Saturday, 13 June 2015

Sepotong Kisah Keumamah Dalam Perjuangan Aceh Melawan Penjajah

Sepotong Kisah Keumamah Dalam Perjuangan Aceh Melawan Penjajah
Keumamah 

Aceh dikenal dengan beragam kuliner yang lezat dan menggugah selera. Salah satunya adalah Keumamah. Keumamah merupakan makanan khas Aceh yang lahir karena perang. Keumamah memang makanan unik dan penuh heroik.

Keumamah dan sering juga disebut dengan “Ungkoet Kayee”  atau dalam Bahasa Indonesia adalah “Ikan Kayu”. Bukan perihak berasal dari kayu atau semacamnya, namun karena bentuk dan wujudnya yang keras serta menyerupai kayu, nyatanya Keumamah berasal dari Ikan jenis Tongkol.

Di dalam sejarah perjuangan rakyat Aceh. keumamah menjadi lauk utama yang berjasa menjadi bekal makanan yang selalu dibawa para pejuang Aceh saat bergerilya di hutan  atau ketika bersembunyi di kurok-kurok (tempat persembunyian di dalam tanah) saat perang melawan penjajah yang dimulai pada tanggal 26 maret 1873.

Hal ini disebabkan karena awet dan tahan lamanya keumamah.
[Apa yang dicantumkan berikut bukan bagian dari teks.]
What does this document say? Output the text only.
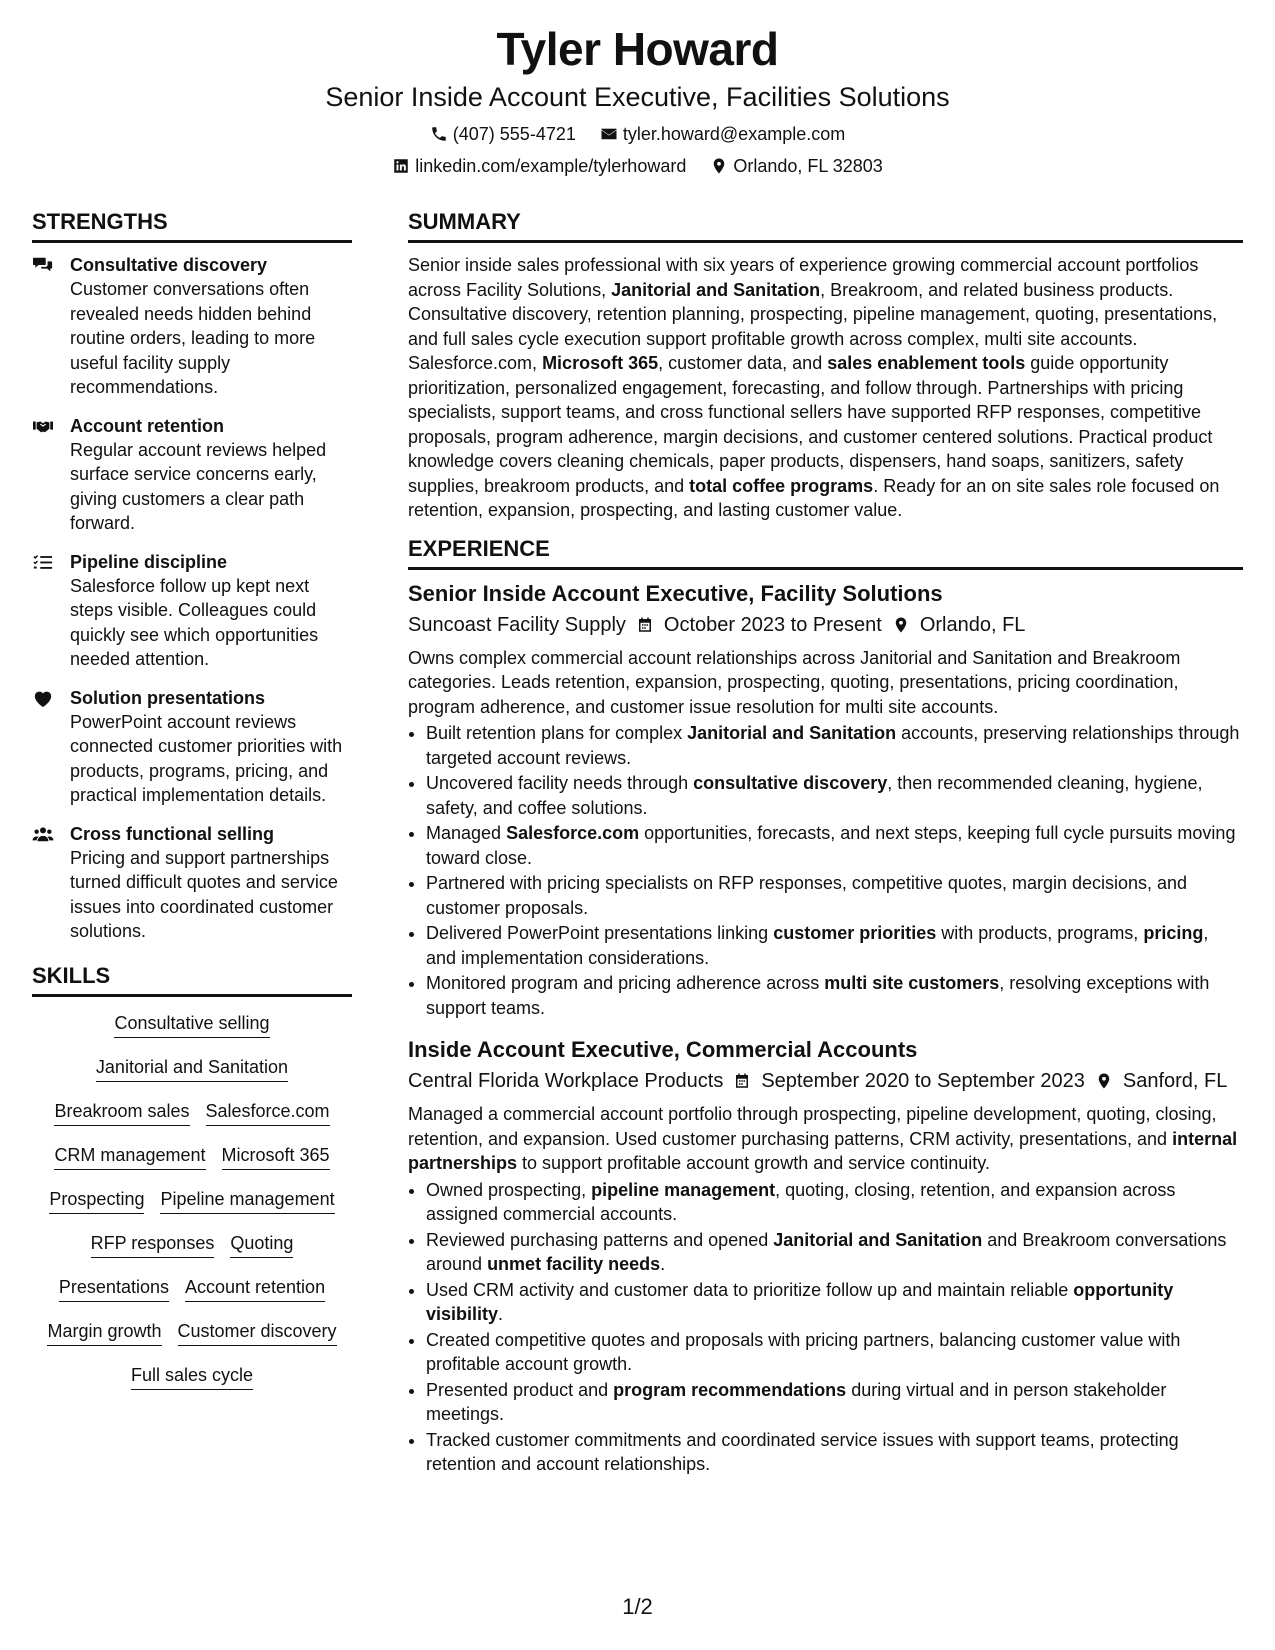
Tyler Howard
Senior Inside Account Executive, Facilities Solutions
(407) 555-4721	tyler.howard@example.com
linkedin.com/example/tylerhoward	Orlando, FL 32803
STRENGTHS
Consultative discovery
Customer conversations often revealed needs hidden behind routine orders, leading to more useful facility supply recommendations.
Account retention
Regular account reviews helped surface service concerns early, giving customers a clear path forward.
Pipeline discipline
Salesforce follow up kept next steps visible. Colleagues could quickly see which opportunities needed attention.
Solution presentations
PowerPoint account reviews connected customer priorities with products, programs, pricing, and practical implementation details.
Cross functional selling
Pricing and support partnerships turned difficult quotes and service issues into coordinated customer solutions.
SKILLS
Consultative selling
Janitorial and Sanitation
Breakroom sales Salesforce.com
CRM management Microsoft 365
Prospecting Pipeline management
RFP responses Quoting
Presentations Account retention
Margin growth Customer discovery
Full sales cycle
SUMMARY

Senior inside sales professional with six years of experience growing commercial account portfolios across Facility Solutions, Janitorial and Sanitation, Breakroom, and related business products. Consultative discovery, retention planning, prospecting, pipeline management, quoting, presentations, and full sales cycle execution support profitable growth across complex, multi site accounts. Salesforce.com, Microsoft 365, customer data, and sales enablement tools guide opportunity prioritization, personalized engagement, forecasting, and follow through. Partnerships with pricing specialists, support teams, and cross functional sellers have supported RFP responses, competitive proposals, program adherence, margin decisions, and customer centered solutions. Practical product knowledge covers cleaning chemicals, paper products, dispensers, hand soaps, sanitizers, safety supplies, breakroom products, and total coffee programs. Ready for an on site sales role focused on retention, expansion, prospecting, and lasting customer value.

EXPERIENCE
Senior Inside Account Executive, Facility Solutions
Suncoast Facility Supply October 2023 to Present Orlando, FL
Owns complex commercial account relationships across Janitorial and Sanitation and Breakroom categories. Leads retention, expansion, prospecting, quoting, presentations, pricing coordination, program adherence, and customer issue resolution for multi site accounts.
• Built retention plans for complex Janitorial and Sanitation accounts, preserving relationships through targeted account reviews.
• Uncovered facility needs through consultative discovery, then recommended cleaning, hygiene, safety, and coffee solutions.
• Managed Salesforce.com opportunities, forecasts, and next steps, keeping full cycle pursuits moving toward close.
• Partnered with pricing specialists on RFP responses, competitive quotes, margin decisions, and customer proposals.
• Delivered PowerPoint presentations linking customer priorities with products, programs, pricing, and implementation considerations.
• Monitored program and pricing adherence across multi site customers, resolving exceptions with support teams.
Inside Account Executive, Commercial Accounts
Central Florida Workplace Products September 2020 to September 2023 Sanford, FL
Managed a commercial account portfolio through prospecting, pipeline development, quoting, closing, retention, and expansion. Used customer purchasing patterns, CRM activity, presentations, and internal partnerships to support profitable account growth and service continuity.
• Owned prospecting, pipeline management, quoting, closing, retention, and expansion across assigned commercial accounts.
• Reviewed purchasing patterns and opened Janitorial and Sanitation and Breakroom conversations around unmet facility needs.
• Used CRM activity and customer data to prioritize follow up and maintain reliable opportunity visibility.
• Created competitive quotes and proposals with pricing partners, balancing customer value with profitable account growth.
• Presented product and program recommendations during virtual and in person stakeholder meetings.
• Tracked customer commitments and coordinated service issues with support teams, protecting retention and account relationships.
1/2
Saat musibah Tsunami Aceh tahun 2004 silam, Keumamah menjadi makanan lauk favorit para pengungsi korban bencana di titik-titik tenda dan barak pengungsian.

Proses pembuatan keumamah terbilang unik dan harus melalui tahap-tahap panjangnya sehingga membuat makanan ini istimewa. Dimulai dari proses pengawetan yang biasa dilakukan masyarakat Aceh secara turun-temurun yaitu dimulai dari pembersihan, perebusan dengan menyertakan daun belimbing wuluh, ada juga yang menyertai dengan daun kuda-kuda, mungkin ini untuk membuat ikannya awet lama, kemudian setelah direbus selama 1 s/d 2 jam atau hingga masak ikan kemudian masuk kedalam proses penirisan, lalu pengeringan awal dengan sinar matahari sampai permukaan ikan kering.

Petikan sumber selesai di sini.